Creating Thousands of Clean Energy Jobs

When the Inflation Reduction Act was passed in 2022, it made nearly $400 billion available for clean energy investments. Fortunately, communities across the country were prepared, thanks to efforts like the JPB-funded American Jobs Project, which was launched by Jennifer Granholm, former Michigan governor and current U.S. Energy Secretary. Granholm led the American Jobs Project at UC Berkeley to promote economic growth through clean energy innovation. She crisscrossed the nation to raise awareness, build support, and foster collaboration. The project developed state-specific strategies to boost local clean energy industries, creating jobs and fostering sustainable development. When the Inflation Reduction Act was launched, many communities were ready. The project spurred job creation in the energy sector through targeted state strategies, favorable policies, workforce development, and industry partnerships. Increased investments in clean energy projects, along with innovation in research and development, led to jobs in the solar, wind, and energy efficiency industries, including manufacturing, installation, and maintenance, significantly boosting local economies and advancing the clean energy transition.

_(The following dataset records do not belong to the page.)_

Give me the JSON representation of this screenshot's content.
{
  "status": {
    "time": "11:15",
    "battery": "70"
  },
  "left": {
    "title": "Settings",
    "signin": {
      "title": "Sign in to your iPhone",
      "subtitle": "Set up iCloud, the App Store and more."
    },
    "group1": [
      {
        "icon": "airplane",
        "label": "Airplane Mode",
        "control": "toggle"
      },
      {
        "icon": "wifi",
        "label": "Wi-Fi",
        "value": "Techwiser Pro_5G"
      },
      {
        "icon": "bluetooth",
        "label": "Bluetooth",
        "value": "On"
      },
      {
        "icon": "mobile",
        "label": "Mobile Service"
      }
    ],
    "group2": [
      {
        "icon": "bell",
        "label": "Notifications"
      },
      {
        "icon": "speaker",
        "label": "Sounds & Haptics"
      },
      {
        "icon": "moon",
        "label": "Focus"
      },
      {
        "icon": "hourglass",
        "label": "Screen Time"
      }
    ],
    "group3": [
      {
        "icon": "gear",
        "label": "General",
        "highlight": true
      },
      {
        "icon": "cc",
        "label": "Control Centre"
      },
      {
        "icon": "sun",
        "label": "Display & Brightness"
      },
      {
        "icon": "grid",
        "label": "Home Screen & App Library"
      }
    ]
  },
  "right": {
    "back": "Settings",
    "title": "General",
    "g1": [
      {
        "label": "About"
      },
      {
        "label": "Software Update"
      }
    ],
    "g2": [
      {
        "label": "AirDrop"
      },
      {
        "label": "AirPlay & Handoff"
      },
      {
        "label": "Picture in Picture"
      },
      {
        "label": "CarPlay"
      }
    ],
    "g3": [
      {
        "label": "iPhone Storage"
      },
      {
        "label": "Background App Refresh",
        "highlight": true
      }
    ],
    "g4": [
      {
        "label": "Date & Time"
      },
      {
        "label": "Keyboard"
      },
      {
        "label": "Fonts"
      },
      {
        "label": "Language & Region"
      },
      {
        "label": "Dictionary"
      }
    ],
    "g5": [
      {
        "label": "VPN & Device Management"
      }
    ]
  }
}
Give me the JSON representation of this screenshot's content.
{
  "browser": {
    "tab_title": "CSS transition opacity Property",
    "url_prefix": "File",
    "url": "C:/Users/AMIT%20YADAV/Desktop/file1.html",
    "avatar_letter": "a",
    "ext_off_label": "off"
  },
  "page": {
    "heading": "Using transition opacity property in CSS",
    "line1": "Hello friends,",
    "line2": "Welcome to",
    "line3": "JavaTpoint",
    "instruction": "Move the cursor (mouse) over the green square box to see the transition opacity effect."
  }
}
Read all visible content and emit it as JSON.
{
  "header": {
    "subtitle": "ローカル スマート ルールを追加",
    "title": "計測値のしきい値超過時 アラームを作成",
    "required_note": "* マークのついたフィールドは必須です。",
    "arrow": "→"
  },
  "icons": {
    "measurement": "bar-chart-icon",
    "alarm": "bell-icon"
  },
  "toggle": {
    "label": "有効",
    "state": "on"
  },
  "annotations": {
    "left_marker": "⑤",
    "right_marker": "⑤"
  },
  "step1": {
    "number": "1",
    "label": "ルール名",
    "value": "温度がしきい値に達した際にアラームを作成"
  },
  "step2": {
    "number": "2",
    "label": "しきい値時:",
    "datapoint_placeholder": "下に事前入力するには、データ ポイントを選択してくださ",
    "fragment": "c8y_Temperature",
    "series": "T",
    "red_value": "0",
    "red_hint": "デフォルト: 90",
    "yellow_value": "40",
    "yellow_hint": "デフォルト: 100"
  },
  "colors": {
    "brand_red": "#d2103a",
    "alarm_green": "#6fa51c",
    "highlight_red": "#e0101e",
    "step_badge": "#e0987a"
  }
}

Helping Renters and Tribal Communities Go Solar

GRID Alternatives is a national leader in helping economic and environmental justice communities nationwide get clean, affordable renewable energy, transportation, and jobs. The foundation provided long-term funding including support during COVID to keep the organization stable. In particular, the foundation has helped launch GRID’s Tribal Solar Accelerator Fund, a grantmaking program supporting new solar projects in tribal communities across the country. JPB also helped provide funding that helped inspire the Biden-Harris Administration’s $7 billion Solar for All program.

Unlocking Billions of Public Dollars

As we noted in the section on helping grantees succeed, the Energy Efficiency for All initiative, which brings together organizations focusing on utility policy, energy efficiency, housing, coalition building, and environmental and housing justice, has achieved significant successes despite weathering internal challenges. Since its launch in 2013, Energy Efficiency for All has secured $769 million from utility companies and state energy offices to retrofit housing, improving comfort, health, efficiency, and affordability for hundreds of thousands.

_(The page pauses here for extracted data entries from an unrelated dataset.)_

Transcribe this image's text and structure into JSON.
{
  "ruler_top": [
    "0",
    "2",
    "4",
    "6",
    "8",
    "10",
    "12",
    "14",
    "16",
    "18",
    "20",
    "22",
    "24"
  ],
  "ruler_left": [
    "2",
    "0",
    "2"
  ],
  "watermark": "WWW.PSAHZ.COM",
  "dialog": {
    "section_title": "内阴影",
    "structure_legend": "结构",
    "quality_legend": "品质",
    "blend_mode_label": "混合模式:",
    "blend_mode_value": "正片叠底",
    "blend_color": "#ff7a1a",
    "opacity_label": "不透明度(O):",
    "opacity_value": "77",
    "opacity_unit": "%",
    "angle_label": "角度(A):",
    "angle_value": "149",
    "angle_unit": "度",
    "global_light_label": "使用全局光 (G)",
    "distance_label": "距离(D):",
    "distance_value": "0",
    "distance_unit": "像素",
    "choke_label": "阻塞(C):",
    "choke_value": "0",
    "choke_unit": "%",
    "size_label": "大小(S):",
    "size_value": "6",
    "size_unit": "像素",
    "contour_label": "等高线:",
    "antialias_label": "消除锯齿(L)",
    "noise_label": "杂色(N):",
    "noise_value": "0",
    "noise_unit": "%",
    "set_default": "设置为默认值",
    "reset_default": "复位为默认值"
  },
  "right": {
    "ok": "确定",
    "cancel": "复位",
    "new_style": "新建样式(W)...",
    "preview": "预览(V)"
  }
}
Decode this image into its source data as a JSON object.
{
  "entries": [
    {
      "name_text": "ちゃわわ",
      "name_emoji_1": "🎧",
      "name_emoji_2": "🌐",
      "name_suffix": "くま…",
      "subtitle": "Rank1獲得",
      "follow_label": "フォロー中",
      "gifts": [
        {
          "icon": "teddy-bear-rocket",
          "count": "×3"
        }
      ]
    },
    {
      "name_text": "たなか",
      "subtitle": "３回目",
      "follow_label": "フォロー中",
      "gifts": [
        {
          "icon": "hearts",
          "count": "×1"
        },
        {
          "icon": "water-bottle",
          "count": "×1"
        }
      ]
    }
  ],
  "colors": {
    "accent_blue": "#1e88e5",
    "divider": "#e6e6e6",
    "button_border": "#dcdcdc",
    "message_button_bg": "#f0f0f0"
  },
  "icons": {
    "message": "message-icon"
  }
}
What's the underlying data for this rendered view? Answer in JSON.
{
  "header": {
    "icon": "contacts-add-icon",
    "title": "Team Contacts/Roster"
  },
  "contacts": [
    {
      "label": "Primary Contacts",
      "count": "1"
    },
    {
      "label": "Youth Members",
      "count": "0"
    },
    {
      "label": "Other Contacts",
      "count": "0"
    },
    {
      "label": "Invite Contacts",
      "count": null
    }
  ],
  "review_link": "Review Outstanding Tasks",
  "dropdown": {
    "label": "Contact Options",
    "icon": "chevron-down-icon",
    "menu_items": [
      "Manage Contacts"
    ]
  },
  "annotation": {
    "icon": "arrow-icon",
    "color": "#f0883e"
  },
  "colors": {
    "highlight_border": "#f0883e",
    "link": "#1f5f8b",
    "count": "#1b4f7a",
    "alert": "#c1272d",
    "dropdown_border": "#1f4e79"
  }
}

JPB supported organizations during an unprecedented increase in federal funding. JPB’s strategy prepared its grantees to capitalize on this historic opportunity including seed funding for the Justice40 Accelerator, which helps Black and grassroots communities secure government funding. This project was created by several JPB grantees, including the Partnership for Southern Equity, Elevate, and The Solutions Project, and early funding to the Communities First Fund. With years of grant support to build organizational capacity, many grantees secured significant awards. American Forests received a $50 million award from the USDA Forest Service for urban tree canopy expansion. The Institute for Sustainable Communities, partnering with other JPB grantees, secured $50 million from the EPA’s Environmental Justice Thriving Communities program. The U.S. Endowment for Forestry and Communities, collaborating with JPB grantees, obtained $20 million from USDA Forest Service to help underserved landowners gain access to emerging markets.

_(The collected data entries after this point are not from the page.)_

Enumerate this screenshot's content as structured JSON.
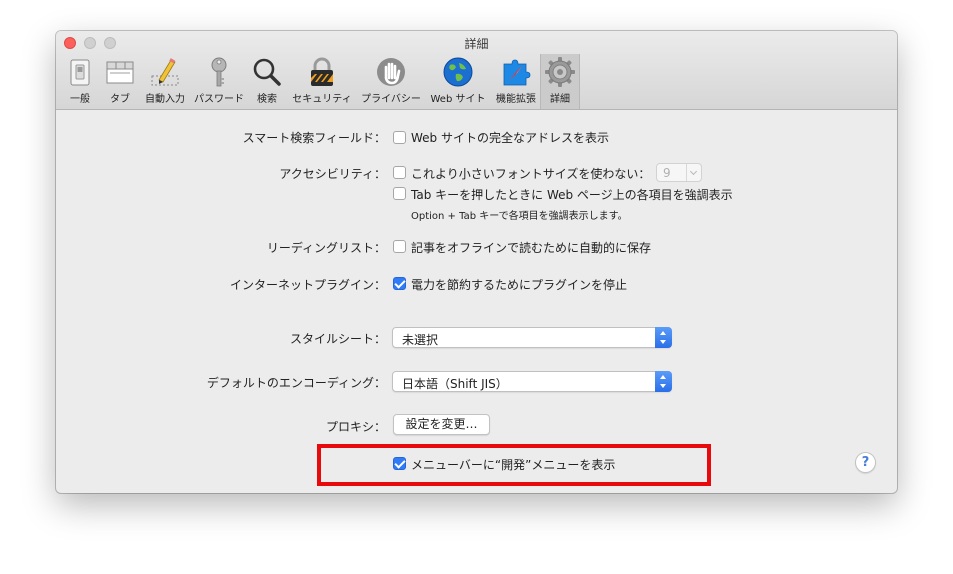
{
  "window": {
    "title": "詳細",
    "traffic_lights": [
      "close",
      "minimize",
      "zoom"
    ]
  },
  "toolbar": {
    "items": [
      {
        "label": "一般",
        "icon": "general-switch-icon",
        "selected": false
      },
      {
        "label": "タブ",
        "icon": "tabs-icon",
        "selected": false
      },
      {
        "label": "自動入力",
        "icon": "autofill-pencil-icon",
        "selected": false
      },
      {
        "label": "パスワード",
        "icon": "key-icon",
        "selected": false
      },
      {
        "label": "検索",
        "icon": "magnifier-icon",
        "selected": false
      },
      {
        "label": "セキュリティ",
        "icon": "padlock-icon",
        "selected": false
      },
      {
        "label": "プライバシー",
        "icon": "hand-icon",
        "selected": false
      },
      {
        "label": "Web サイト",
        "icon": "globe-icon",
        "selected": false
      },
      {
        "label": "機能拡張",
        "icon": "puzzle-compass-icon",
        "selected": false
      },
      {
        "label": "詳細",
        "icon": "gear-icon",
        "selected": true
      }
    ]
  },
  "settings": {
    "smart_search": {
      "label": "スマート検索フィールド：",
      "option": "Web サイトの完全なアドレスを表示",
      "checked": false
    },
    "accessibility": {
      "label": "アクセシビリティ：",
      "font_option": "これより小さいフォントサイズを使わない：",
      "font_checked": false,
      "font_size_value": "9",
      "tab_option": "Tab キーを押したときに Web ページ上の各項目を強調表示",
      "tab_checked": false,
      "tab_note": "Option + Tab キーで各項目を強調表示します。"
    },
    "reading_list": {
      "label": "リーディングリスト：",
      "option": "記事をオフラインで読むために自動的に保存",
      "checked": false
    },
    "internet_plugins": {
      "label": "インターネットプラグイン：",
      "option": "電力を節約するためにプラグインを停止",
      "checked": true
    },
    "style_sheet": {
      "label": "スタイルシート：",
      "value": "未選択"
    },
    "default_encoding": {
      "label": "デフォルトのエンコーディング：",
      "value": "日本語（Shift JIS）"
    },
    "proxies": {
      "label": "プロキシ：",
      "button": "設定を変更…"
    },
    "develop_menu": {
      "option": "メニューバーに“開発”メニューを表示",
      "checked": true
    },
    "help": "?"
  },
  "colors": {
    "accent": "#2f7cf6",
    "highlight_border": "#e8090d",
    "window_bg": "#ececec",
    "close_button": "#fc605c"
  }
}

JPB was the lead private funder enabling these transformational awards. In the Green Infrastructure portfolio alone, grantees secured over $500 million in public funding. JPB’s core support for Reimagining the Civic Commons helped participating cities tap into substantial funds. Since 2016, Reimagining the Civic Commons demonstration cities have directly unlocked over $100 million in new funding and encouraged an additional $300 million of follow-on investment in Reimagining the Civic Commons communities. By early 2024, nearly every participating city (10 out of 12) had secured federal investment to accelerate or build upon local Reimagining the Civic Commons efforts. JPB’s strategy of investing in networks, alliances, and collective efforts yielded millions more in funding opportunities for its grantees.